The workflow pattern that solidified here: Telegram for direction-setting, no back-and-forth confirmation. One message scopes the work, agents execute in parallel. The bottleneck is human review, not generation time.
4 Sessions, 279 Tool Calls
| Tool | Count | Share |
|---|---|---|
| Bash | 95 | 34% |
| Edit | 42 | 15% |
| TaskUpdate | 26 | 9% |
| Read | 26 | 9% |
| WebSearch | 18 | 6% |
| Write | 15 | 5% |
| Agent | 12 | 4% |
| Other | 45 | 16% |
Bash at 34% is structural — auto-publish runs git push, DEV.to API calls, and file verification all through shell. The 12 Agent calls were exclusively parallel content generation: splitting independent domains into subagents keeps the main context window lean while maximizing throughput.

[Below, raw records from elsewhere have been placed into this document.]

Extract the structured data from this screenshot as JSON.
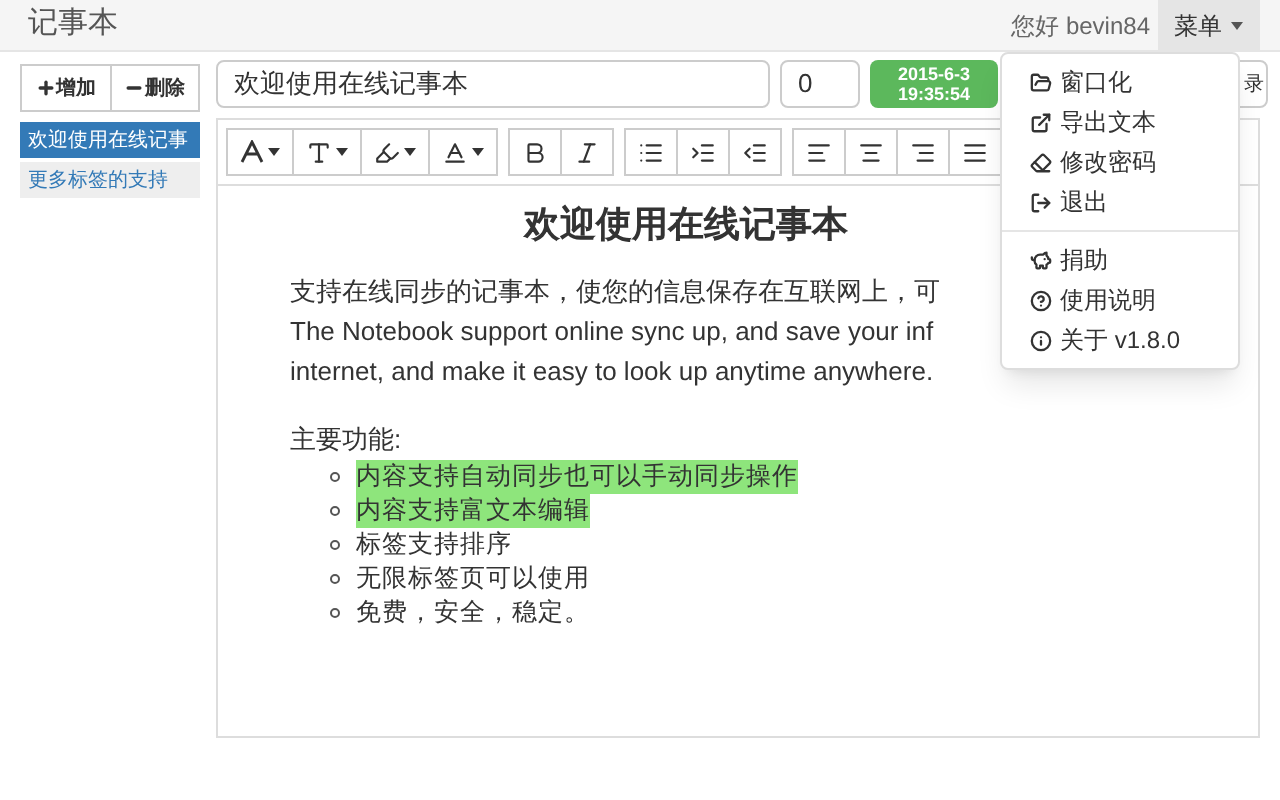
{
  "navbar": {
    "title": "记事本",
    "greeting": "您好 bevin84",
    "menu_button": {
      "label": "菜单",
      "expanded": true
    }
  },
  "sidebar": {
    "buttons": [
      {
        "kind": "plus",
        "label": "增加"
      },
      {
        "kind": "minus",
        "label": "删除"
      }
    ],
    "tags": [
      {
        "label": "欢迎使用在线记事",
        "selected": true
      },
      {
        "label": "更多标签的支持",
        "selected": false
      }
    ]
  },
  "note": {
    "title": "欢迎使用在线记事本",
    "count": "0",
    "date": "2015-6-3",
    "time": "19:35:54",
    "hidden_button": "录"
  },
  "toolbar": [
    [
      {
        "kind": "font"
      },
      {
        "kind": "size"
      },
      {
        "kind": "highlight"
      },
      {
        "kind": "color"
      }
    ],
    [
      {
        "kind": "bold"
      },
      {
        "kind": "italic"
      }
    ],
    [
      {
        "kind": "list"
      },
      {
        "kind": "indent"
      },
      {
        "kind": "outdent"
      }
    ],
    [
      {
        "kind": "left"
      },
      {
        "kind": "center"
      },
      {
        "kind": "right"
      },
      {
        "kind": "justify"
      }
    ]
  ],
  "content": {
    "heading": "欢迎使用在线记事本",
    "paragraph": [
      "支持在线同步的记事本，使您的信息保存在互联网上，可",
      "The Notebook support online sync up, and save your inf",
      "internet, and make it easy to look up anytime anywhere."
    ],
    "features_label": "主要功能:",
    "features": [
      {
        "text": "内容支持自动同步也可以手动同步操作",
        "highlighted": true
      },
      {
        "text": "内容支持富文本编辑",
        "highlighted": true
      },
      {
        "text": "标签支持排序",
        "highlighted": false
      },
      {
        "text": "无限标签页可以使用",
        "highlighted": false
      },
      {
        "text": "免费，安全，稳定。",
        "highlighted": false
      }
    ]
  },
  "menu": {
    "groups": [
      [
        {
          "kind": "folder",
          "label": "窗口化"
        },
        {
          "kind": "export",
          "label": "导出文本"
        },
        {
          "kind": "eraser",
          "label": "修改密码"
        },
        {
          "kind": "logout",
          "label": "退出"
        }
      ],
      [
        {
          "kind": "piggy",
          "label": "捐助"
        },
        {
          "kind": "help",
          "label": "使用说明"
        },
        {
          "kind": "info",
          "label": "关于 v1.8.0"
        }
      ]
    ]
  }
}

13 files created, 5 modified. The Claude Design session alone produced 11 new files: 4 HTML variations + 3 skill files + 1 HTML guide + 1 API route + misc.
Two skills made their production debut this week. claude-design-lite was applied to a live redesign the same session it was created. auto-publish ran staggered scheduled publishing correctly for the first time. Building a skill and immediately deploying it against a real task is the fastest path to finding what it’s missing.